The beta test had a clear scope: parents needed to successfully onboard the app, create an account, and pair their child's Glow device — all without friction. From there, the experience had to support contact management, giving parents full visibility and approval over who their child could communicate with. Only kids with Glow devices could connect, keeping the network intentionally closed and safe.
A collaborative play mode allowed kids with Glow devices to play games together, adding a layer of social engagement that went beyond basic communication. Every feature served the same underlying promise — parents stay in the loop, kids stay safe, and the experience stays simple enough for both.
iOS Companion App
The companion app was designed primarily around the parent experience. The core flows covered on-boarding, account setup, SIM activation, device pairing, and contact management — a lot of ground to cover without overwhelming a parent who just wants to set it up and hand it to their kid.
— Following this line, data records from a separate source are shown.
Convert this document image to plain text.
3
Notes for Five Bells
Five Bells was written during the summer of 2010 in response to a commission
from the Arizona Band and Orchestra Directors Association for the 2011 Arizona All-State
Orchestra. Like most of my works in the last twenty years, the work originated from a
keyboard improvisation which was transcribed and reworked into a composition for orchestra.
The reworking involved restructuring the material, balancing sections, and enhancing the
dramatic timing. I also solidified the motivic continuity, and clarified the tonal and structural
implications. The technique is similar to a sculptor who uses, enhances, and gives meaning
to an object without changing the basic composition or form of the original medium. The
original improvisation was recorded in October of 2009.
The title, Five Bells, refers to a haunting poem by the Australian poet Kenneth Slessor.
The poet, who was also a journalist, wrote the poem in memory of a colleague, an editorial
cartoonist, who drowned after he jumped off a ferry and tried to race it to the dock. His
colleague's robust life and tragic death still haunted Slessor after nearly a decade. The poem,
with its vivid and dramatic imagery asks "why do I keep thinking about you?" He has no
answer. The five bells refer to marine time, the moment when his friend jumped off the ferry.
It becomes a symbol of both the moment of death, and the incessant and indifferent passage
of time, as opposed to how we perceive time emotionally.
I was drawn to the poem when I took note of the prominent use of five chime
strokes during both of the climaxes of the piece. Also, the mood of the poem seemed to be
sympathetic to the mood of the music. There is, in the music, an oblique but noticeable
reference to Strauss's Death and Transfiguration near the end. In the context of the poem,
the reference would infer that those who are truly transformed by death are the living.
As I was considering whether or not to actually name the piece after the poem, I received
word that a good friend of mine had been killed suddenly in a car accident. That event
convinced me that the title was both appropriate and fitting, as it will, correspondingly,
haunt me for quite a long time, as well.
To move fast without sacrificing the experience, I leveraged native iOS components and system icons where it made sense — tab navigation, standard form patterns — but customized enough to keep the visual language consistent with the Glow brand. The tab view in particular was reworked to feel distinctly Glow rather than off-the-shelf iOS.
Contact management was one of the more nuanced features. Parents needed clear, simple controls to approve who their child could communicate with — and the design had to make that feel empowering rather than paranoid. The closed network model helped: because only Glow device owners could connect, the trust was already built into the system. The UI just had to make that visible.
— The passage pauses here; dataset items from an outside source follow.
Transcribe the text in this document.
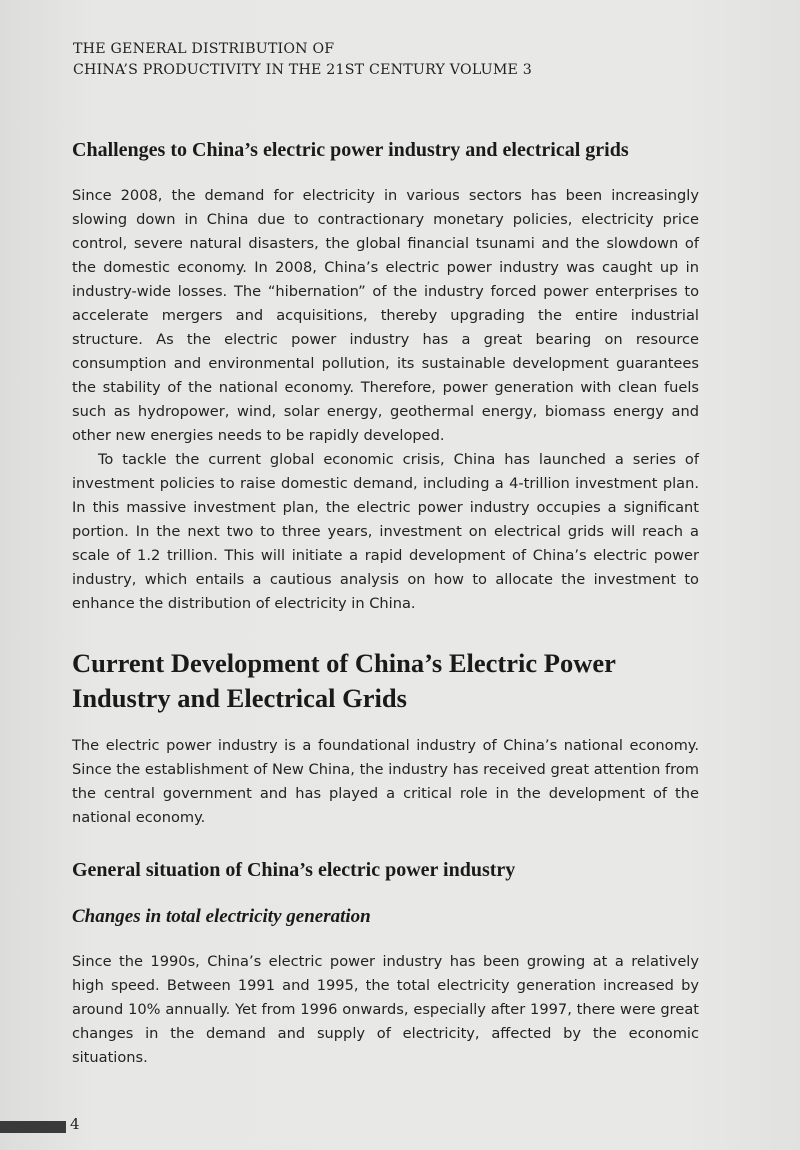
THE GENERAL DISTRIBUTION OF
CHINA’S PRODUCTIVITY IN THE 21ST CENTURY VOLUME 3
Challenges to China’s electric power industry and electrical grids

Since 2008, the demand for electricity in various sectors has been increasingly slowing down in China due to contractionary monetary policies, electricity price control, severe natural disasters, the global financial tsunami and the slowdown of the domestic economy. In 2008, China’s electric power industry was caught up in industry-wide losses. The “hibernation” of the industry forced power enterprises to accelerate mergers and acquisitions, thereby upgrading the entire industrial structure. As the electric power industry has a great bearing on resource consumption and environmental pollution, its sustainable development guarantees the stability of the national economy. Therefore, power generation with clean fuels such as hydropower, wind, solar energy, geothermal energy, biomass energy and other new energies needs to be rapidly developed.

To tackle the current global economic crisis, China has launched a series of investment policies to raise domestic demand, including a 4-trillion investment plan. In this massive investment plan, the electric power industry occupies a significant portion. In the next two to three years, investment on electrical grids will reach a scale of 1.2 trillion. This will initiate a rapid development of China’s electric power industry, which entails a cautious analysis on how to allocate the investment to enhance the distribution of electricity in China.

Current Development of China’s Electric Power
Industry and Electrical Grids

The electric power industry is a foundational industry of China’s national economy. Since the establishment of New China, the industry has received great attention from the central government and has played a critical role in the development of the national economy.

General situation of China’s electric power industry
Changes in total electricity generation

Since the 1990s, China’s electric power industry has been growing at a relatively high speed. Between 1991 and 1995, the total electricity generation increased by around 10% annually. Yet from 1996 onwards, especially after 1997, there were great changes in the demand and supply of electricity, affected by the economic situations.

4
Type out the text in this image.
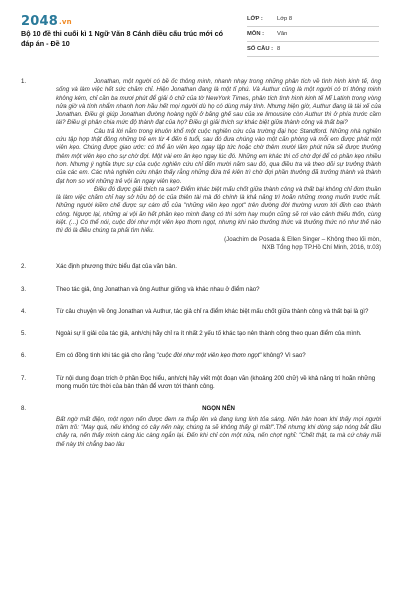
2048.vn
Bộ 10 đề thi cuối kì 1 Ngữ Văn 8 Cánh diều cấu trúc mới có đáp án - Đề 10
LỚP :	Lớp 8
MÔN :	Văn
SỐ CÂU : 8
1.	Jonathan, một người có bề ốc thông minh, nhanh nhạy trong những phân tích về tình hình kinh tế, ông sống và làm việc hết sức chăm chỉ. Hiện Jonathan đang là một tỉ phú. Và Authur cũng là một người có trí thông minh không kém, chỉ cần ba mươi phút để giải ô chữ của tờ NewYork Times, phân tích tình hình kinh tế Mĩ Latinh trong vòng nửa giờ và tính nhẩm nhanh hơn hầu hết mọi người dù họ có dùng máy tính. Nhưng hiện giờ, Authur đang là tài xế của Jonathan. Điều gì giúp Jonathan đường hoàng ngồi ở băng ghế sau của xe limousine còn Authur thì ở phía trước cầm lái? Điều gì phân chia mức độ thành đạt của họ? Điều gì giải thích sự khác biệt giữa thành công và thất bại?

Câu trả lời nằm trong khuôn khổ một cuộc nghiên cứu của trường đại học Standford. Những nhà nghiên cứu tập hợp thật đông những trẻ em từ 4 đến 6 tuổi, sau đó đưa chúng vào một căn phòng và mỗi em được phát một viên kẹo. Chúng được giao ước: có thể ăn viên kẹo ngay lập tức hoặc chờ thêm mười lăm phút nữa sẽ được thưởng thêm một viên kẹo cho sự chờ đợi. Một vài em ăn kẹo ngay lúc đó. Những em khác thì cố chờ đợi để có phần kẹo nhiều hơn. Nhưng ý nghĩa thực sự của cuộc nghiên cứu chỉ đến mười năm sau đó, qua điều tra và theo dõi sự trưởng thành của các em. Các nhà nghiên cứu nhận thấy rằng những đứa trẻ kiên trì chờ đợi phần thưởng đã trưởng thành và thành đạt hơn so với những trẻ vội ăn ngay viên kẹo.

Điều đó được giải thích ra sao? Điểm khác biệt mấu chốt giữa thành công và thất bại không chỉ đơn thuần là làm việc chăm chỉ hay sở hữu bộ óc của thiên tài mà đó chính là khả năng trì hoãn những mong muốn trước mắt. Những người kiềm chế được sự cám dỗ của "những viên kẹo ngọt" trên đường đời thường vươn tới đỉnh cao thành công. Ngược lại, những ai vội ăn hết phần kẹo mình đang có thì sớm hay muộn cũng sẽ rơi vào cảnh thiếu thốn, cùng kiệt. (...) Có thể nói, cuộc đời như một viên kẹo thơm ngọt, nhưng khi nào thưởng thức và thưởng thức nó như thế nào thì đó là điều chúng ta phải tìm hiểu.

(Joachim de Posada & Ellen Singer – Không theo lối mòn,

NXB Tổng hợp TP.Hồ Chí Minh, 2016, tr.03)

2.	Xác định phương thức biểu đạt của văn bản.
3.	Theo tác giả, ông Jonathan và ông Authur giống và khác nhau ở điểm nào?
4.	Từ câu chuyện về ông Jonathan và Authur, tác giả chỉ ra điểm khác biệt mấu chốt giữa thành công và thất bại là gì?
5.	Ngoài sự lí giải của tác giả, anh/chị hãy chỉ ra ít nhất 2 yếu tố khác tạo nên thành công theo quan điểm của mình.
6.	Em có đồng tình khi tác giả cho rằng "cuộc đời như một viên kẹo thơm ngọt" không? Vì sao?
7.	Từ nội dung đoạn trích ở phần Đọc hiểu, anh/chị hãy viết một đoạn văn (khoảng 200 chữ) về khả năng trì hoãn những mong muốn tức thời của bản thân để vươn tới thành công.
8.	NGỌN NẾN

Bất ngờ mất điện, một ngọn nến được đem ra thắp lên và đang lung linh tỏa sáng. Nến hân hoan khi thấy mọi người trầm trồ: "May quá, nếu không có cây nến này, chúng ta sẽ không thấy gì mất!".Thế nhưng khi dòng sáp nóng bắt đầu chảy ra, nến thấy mình càng lúc càng ngắn lại. Đến khi chỉ còn một nửa, nến chợt nghĩ: "Chết thật, ta mà cứ cháy mãi thế này thì chẳng bao lâu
WiFi setup and device management surfaced unexpected technical constraints during collaboration with the engineering team in Ukraine. As limitations emerged, the UX had to adapt — adjusting flows and simplifying certain interactions to stay within what was buildable for the MVP.
Glow Device UX
The Glow device was designed around a single principle: a child should be able to pick it up and figure it out without any instruction. The home screen kept it to four apps — Play, Call, Messenger, and Add Friend — organized in a simple 2x2 grid. Apps were disclosed along the Y axis through vertical swiping, and the power button doubled as a home button. Getting lost wasn't really an option.
Navigation transitions used a Z-depth model — moving between home, notifications, and apps felt spatial and intuitive rather than hierarchical. The notification drawer surfaced from the bottom of the screen, keeping the home experience clean.
Messaging was intentionally constrained to preset responses, exchangeable only between Glow device owners. No free text, no open internet. Adding a friend was done by physically touching two Glow devices together via NFC — a deliberate design choice that made friendship feel tangible rather than digital.
The most complex experience on the device was collaborative play — inviting friends to a remote play session, joining sessions via notification, and managing proximity-based play when other Glow devices were nearby. Each flow was designed with a one-minute time window to dock and start, keeping the energy moving and the experience feeling alive.
Design System
To maintain visual coherence across both the Glow device and the iOS companion app, I delivered an initial design system for the MVP. The system was built on the brand identity I established — carrying the same visual language, color, and typography across two very different surfaces: a square and circular device screen, and a full iOS mobile app.
For the device, the system defined launcher themes, icon treatments, and interaction patterns that felt consistent regardless of which hardware prototype was in hand. The circular screen required a revisited approach to layout and wayfinding — what worked on a square didn't always translate, and the system had to account for both without feeling like two separate products.
For the iOS companion app, I leaned on native iOS components and system icons to move fast without sacrificing quality. The tab view was customized to stay on brand rather than feeling like a stock app. The system gave the engineering team clear guardrails — enough flexibility to build quickly, enough specificity to stay visually cohesive.
Outcome
The beta shipped and was met with strong reception. The onboarding flows, device pairing, contact management, and collaborative play features were all validated through testing — proof that the concept worked and the experience held up in the hands of real users.
The project was ultimately shelved due to pandemic-era economic pressures and supply chain constraints that made manufacturing the device unfeasible at the time. Not a product failure — a timing one. The brand, the UX system, and the validated beta remain a proof of concept for what a genuinely safe, genuinely fun connected device for kids could be.